La risposta non è così scontata: infatti, partendo dal presupposto che comunque è vero che ci è stato dato spontaneamente l’indirizzo mail o il telefono, le finalità per cui ci sono stati forniti questi dati possono essere diverse da quelle che ci aspettiamo noi.
Infatti, se non si specifica bene in un’informativa, non necessariamente scritta (ma attenzione a poterlo dimostrare), che quei dati possono essere utilizzati anche per l’invio di comunicazioni periodiche e commerciali come ad esempio delle newsletter, il nostro potenziale cliente potrebbe aspettarsi comunicazioni solo strettamente funzionali a quella per cui ci siamo incontrati, come ad esempio un’offerta, ritenendo quindi eccessive ulteriori comunicazioni.
In tal caso non possiamo inviare newsletter o DEM commerciali se non abbiamo uno specifico consenso, magari facendocelo scrivere dietro al biglietto stesso con l’impegno poi di mandargli l’informativa completa alla prima occasione utile.
Eventi e Fiere
Il caso è simile a quello dei biglietti da visita, con la differenza che a volte i nominativi vengono raccolti in fretta da stagiste opportunamente ingaggiate solo per la fiera e, in una confusione di una fiera non è sempre possibile fornire un’informativa completa e raccogliere un consenso correttamente.
Potrebbe essere utile, in quel caso, mettere in una lista a parte quelli per cui non si ha il consenso e fare una campagna mail “post fiera”, facendo riferimento alla loro visita in fiera, per raccogliere il consenso automaticamente (ad esempio con le procedure automatiche di Mailchimp o MailUP).
Ancora meglio sarebbe dotarsi per la fiera di un’app (ce ne sono diverse on-line anche gratuite) che permetta di raccogliere velocemente su un tablet consensi anche separati come per esempio per l’invio di newsletter e per una profilazione statistica.
Propri clienti
Facciamo una piccola ma doverosa premessa.
Innanzitutto, cosa s’intende per clienti? In realtà né il GDPR né il Garante privacy danno una definizione chiara e precisa che possa racchiudere tutte le casistiche sia per le vendite on-line (e-commerce) che off-line.
È altresì ragionevole pensare che può intendersi cliente chi abbia acquistato un prodotto da noi (o sul nostro sito e-commerce) o si sia servito della nostra azienda dietro la fornitura di un compenso.
Il GDPR ci viene incontro, nel Considerando 47, dove specifica che un “titolare può avere un legittimo interesse a trattare dati per finalità di marketing se, per esempio, tratta i dati di clienti”.
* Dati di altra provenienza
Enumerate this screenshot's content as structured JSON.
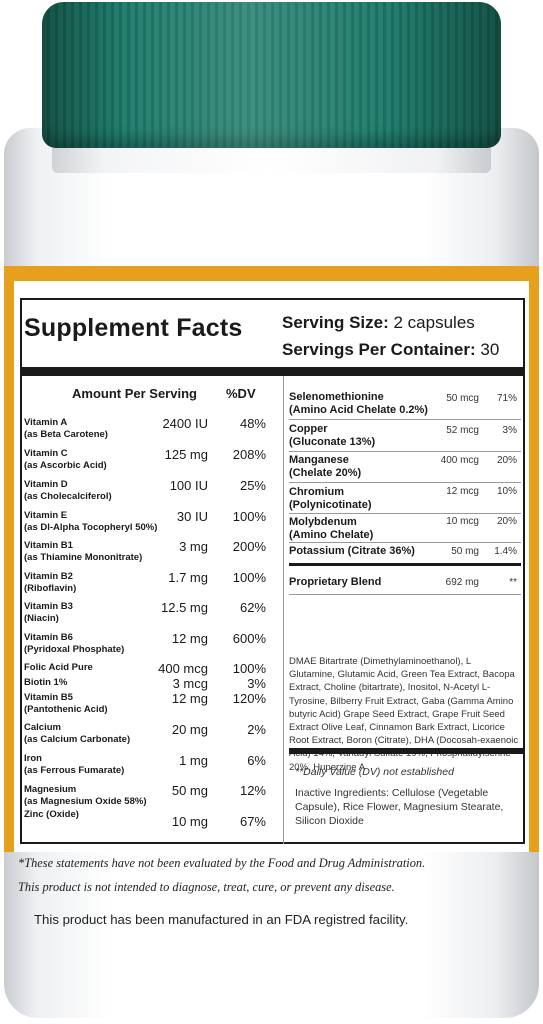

Purtroppo, il GDPR non specifica come il titolare del trattamento può essere legittimato ad inviare cosa e per quanto tempo ai propri clienti.
Una definizione più precisa la possiamo trovare nell’ancora vigente D.lgs. 196, poi confermato dal D.lgs. 101 del 2018 che, all’Art.130 comma 4 specifica:
“…. se il titolare del trattamento utilizza, a fini di vendita diretta di propri prodotti o servizi, le coordinate di posta elettronica fornite dall’interessato nel contesto della vendita di un prodotto o di un servizio, può non richiedere il consenso dell’interessato, sempre che si tratti di servizi analoghi a quelli oggetto della vendita e l’interessato, adeguatamente informato, non rifiuti tale uso, inizialmente o in occasione di successive comunicazioni. L’interessato, al momento della raccolta e in occasione dell’invio di ogni comunicazione effettuata per le finalità di cui al presente comma, è informato della possibilità di opporsi in ogni momento al trattamento, in maniera agevole e gratuitamente”.
In definitiva è possibile inviare ad un cliente comunicazioni commerciali, newsletter, offerte promozionali inviti ad eventi ecc. purché in qualche modo facciano riferimento a prodotti o tipologie di prodotti affini a quelli che ha già acquistato.
Un esempio potrebbe essere il caso di un cliente che ha appena acquistato sul nostro e-commerce un prodotto elettronico e ci ha ovviamente lasciato l’indirizzo e-mail:
- posso inviargli tramite mail comunicazioni, offerte, materiale promozionale, inviti ad eventi etc. che però siano inerenti ad altri prodotti elettronici.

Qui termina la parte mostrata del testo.